U.S. Court of Appeals for the 7th Circuit
Civil Rights — Eighth Amendment — preliminary relief
The district court did not abuse its discretion in refusing to order that a prisoner, alleging deliberate indifference to his medical needs, be transferred to a different doctor’s care.
“[T]he district court failed to supply reasons for denying preliminary injunctive relief. Ordinarily we would remand the case and require the court to supply those reasons. See Books v. Chater, 91 F.3d 972, 978 (7th Cir. 1996); Sims v. Lucas, 9 F.3d 1293, 1294 (7th Cir. 1993); DiLeo v. Ernst & Young, 901 F.3d 624, 626 (7th Cir. 1990). But that step is not necessary here because, even ignoring the lack of advance notice to Dr. Talbot, there is enough in this record to demonstrate that the requested relief — immediate referral to another doctor — is unwarranted. Wheeler’s h. pylori claim provides no basis for a preliminary injunction because the lab results on which he relies refute that claim. Nor has Wheeler presented evidence that could support an immediate referral to treat his keloids. He asks us to rely on the medical records attached to his brief, but those records, which relate to two appointments with the prison’s medical staff, do not help him.

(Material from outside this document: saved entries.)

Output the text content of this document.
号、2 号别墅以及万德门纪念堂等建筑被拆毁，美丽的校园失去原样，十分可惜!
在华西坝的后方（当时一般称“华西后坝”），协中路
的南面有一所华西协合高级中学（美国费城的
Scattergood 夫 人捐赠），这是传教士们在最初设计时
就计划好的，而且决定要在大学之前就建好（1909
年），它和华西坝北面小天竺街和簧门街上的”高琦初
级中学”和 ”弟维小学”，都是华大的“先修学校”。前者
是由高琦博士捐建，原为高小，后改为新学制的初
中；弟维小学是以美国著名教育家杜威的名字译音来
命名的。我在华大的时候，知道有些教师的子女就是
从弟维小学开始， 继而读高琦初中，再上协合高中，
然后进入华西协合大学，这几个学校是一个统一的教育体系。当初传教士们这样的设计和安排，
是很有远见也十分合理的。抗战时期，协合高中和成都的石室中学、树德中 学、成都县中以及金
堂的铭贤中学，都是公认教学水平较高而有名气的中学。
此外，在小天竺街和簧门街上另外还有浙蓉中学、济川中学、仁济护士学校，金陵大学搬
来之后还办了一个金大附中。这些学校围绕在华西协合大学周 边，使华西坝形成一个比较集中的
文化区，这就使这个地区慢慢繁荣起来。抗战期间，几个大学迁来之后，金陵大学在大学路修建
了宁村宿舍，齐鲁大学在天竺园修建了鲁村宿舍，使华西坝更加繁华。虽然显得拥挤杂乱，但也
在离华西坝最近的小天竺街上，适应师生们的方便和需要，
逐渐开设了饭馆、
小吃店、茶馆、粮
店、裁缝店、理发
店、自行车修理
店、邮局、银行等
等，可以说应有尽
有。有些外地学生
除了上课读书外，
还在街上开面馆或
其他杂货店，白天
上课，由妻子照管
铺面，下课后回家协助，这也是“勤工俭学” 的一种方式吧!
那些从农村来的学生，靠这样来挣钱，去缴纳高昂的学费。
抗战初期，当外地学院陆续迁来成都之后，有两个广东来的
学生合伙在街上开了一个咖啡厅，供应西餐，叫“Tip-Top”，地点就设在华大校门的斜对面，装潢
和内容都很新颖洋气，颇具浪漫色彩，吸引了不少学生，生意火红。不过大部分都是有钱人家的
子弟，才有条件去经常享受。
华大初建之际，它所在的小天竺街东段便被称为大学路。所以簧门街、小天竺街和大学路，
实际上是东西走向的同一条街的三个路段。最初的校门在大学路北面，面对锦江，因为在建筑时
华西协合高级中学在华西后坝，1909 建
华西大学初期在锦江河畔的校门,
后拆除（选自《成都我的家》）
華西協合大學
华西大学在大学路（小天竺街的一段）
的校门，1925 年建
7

The records reflect that Wheeler told the staff that his keloids hurt and ‘periodically ooze puss [sic].’ But the staff noted in those records that he showed no ‘obvious discomfort” and observed that his ‘skin integrity is intact’ and his keloids are ‘small.’ Staff also instructed Wheeler to take acetaminophen for pain relief and to return if his symptoms got worse. This evidence, which is all that he supplied, shows neither that Wheeler will experience irreparable harm without a preliminary injunction nor that his deliberate-indifference claim against Dr. Talbot has a reasonable likelihood of success. Because Wheeler does not meet the requirements for preliminary relief, see Munaf v. Geren, 553 U.S. 674, 690 (2008); Stuller, Inc. v. Steak N Shake Enters., 695 F.3d 676, 678 (7th Cir. 2012), the district court did not abuse its discretion in denying Wheeler’s motion.”
Appeal from the United States District Court for the Central District of Illinois, McCuskey, J., Wood, J.